その歴史は3つに分けられることが多く、3世紀以前は先古典期、3~10世紀は古典期、11世紀以降は後古典期と呼ばれています。
チチェン・イッツァは古典期と後古典期にまたがって栄えたマヤ都市国家のひとつで、古典期の遺跡は旧チチェン、後古典期の遺跡は新チチェンと言われます。
新チチェンを代表する建物が、高さ24m、基壇55mのピラミッド=エル・カスティーヨです。
羽毛を持つヘビの姿をした創造神ククルカン(アステカ文明などではケツァルコアトル)に捧げられた神殿で、ククルカン神殿とも呼ばれています。
このピラミッドは天文学的なさまざまな仕掛けが施されていて、たとえば1面の階段総数は91、4面に最上段の祭壇の1段を加えると365段となって1年の日数を表します。
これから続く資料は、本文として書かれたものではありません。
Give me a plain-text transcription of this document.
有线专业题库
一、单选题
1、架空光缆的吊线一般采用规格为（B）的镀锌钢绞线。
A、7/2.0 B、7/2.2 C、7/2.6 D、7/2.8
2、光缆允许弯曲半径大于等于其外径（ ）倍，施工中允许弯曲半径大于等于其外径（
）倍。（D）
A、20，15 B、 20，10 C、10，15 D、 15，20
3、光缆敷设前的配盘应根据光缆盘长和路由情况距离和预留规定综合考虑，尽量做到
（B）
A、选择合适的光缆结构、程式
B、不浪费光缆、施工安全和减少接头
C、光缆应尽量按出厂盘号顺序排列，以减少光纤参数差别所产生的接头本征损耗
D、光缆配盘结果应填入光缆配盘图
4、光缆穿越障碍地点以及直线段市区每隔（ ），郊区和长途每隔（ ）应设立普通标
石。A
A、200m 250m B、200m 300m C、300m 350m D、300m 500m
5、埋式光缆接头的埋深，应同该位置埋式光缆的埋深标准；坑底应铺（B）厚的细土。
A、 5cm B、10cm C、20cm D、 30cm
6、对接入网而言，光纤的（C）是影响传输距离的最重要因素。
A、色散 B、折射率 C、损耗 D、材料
また、ピラミッドは9層で階段を境にふたつに分かれているので18層となりますが、これはマヤ暦の1年=18か月を示しています。
驚くべきは春分と秋分の日のククルカン降臨です。
ピラミッドの下にククルカンの頭部が置かれているのですが、1年に2回、春分と秋分の日に、階段の側部にかかる陽光がヘビの胴体のようなジグザグの形をとることからククルカンの降臨を表現していると考えられています。
下の動画を見るとその様子がよくわかります。
実はこのエル・カスティーヨ、1930年代に内部への通路が発見されており、調査の結果、中でピラミッドが見つかっています。
この内蔵ピラミッドにはジャガーの玉座や生け贄の心臓を捧げたチャックモール像が設置されており、出土したヒスイが当時交易など行われているはずのない中国の出土品だったことから大きな謎を呼ぶことになりました。
内蔵ピラミッドは古典期後期、9~10世紀の建造と見られており、11世紀以降の後古典期に、上にカバーをするように現在のエル・カスティーヨが築かれたと考えられています。
さらに昨年、地中に電流を流して地盤状況を把握する電気探査によって、エル・カスティーヨの地下20mほどに25×35mほどの地底湖があり、地下河川が流れていることが明らかになりました。
だからこそ、羽毛を持つヘビの神ククルカンがここに住むと考えたのかもしれませんね。
地盤が石灰質で雨が地中に浸透してしまうユカタン半島には川がないので、このような天然の井戸=セノーテは非常に貴重な水源で、神聖視されていましたから。
そして11月16日の発表によると、三次元比抵抗探査(ERT-3D)と呼ばれる電気探査によって、内蔵ピラミッドのさらに内側に高さ10mほどのピラミッド型構造物が発見されました。
担当者はこの小型ピラミッドを6~9世紀の古典期の建造と考えているようですが、実際に発掘調査をしてみないとハッキリしたことは言えないということです。
実は1940年代に、内蔵ピラミッドの内部にさらに構造物があると報告した考古学者がいたようです。
ただ、通路の状態が悪く危険だったため追跡調査をすることができませんでした。
今回の結果はこれを裏打ちするものですから、今後なんらかの調査が行われることになるかもしれません。
ちなみに、世界遺産「古代都市テオティワカン」の太陽のピラミッドや月のピラミッドなどでも内部にピラミッドが発見されています。
たとえば月のピラミッドは1世紀頃に最初の小さな神殿が建てられて、増改築を繰り返すうちに大きくなり、7回の増築を経て現在見られる高さ47m、底辺140×150mの巨大な神殿になったと考えられています。
メソ・アメリカのピラミッドでは珍しいことではなかったのかもしれませんね。
今後の調査が非常に楽しみです。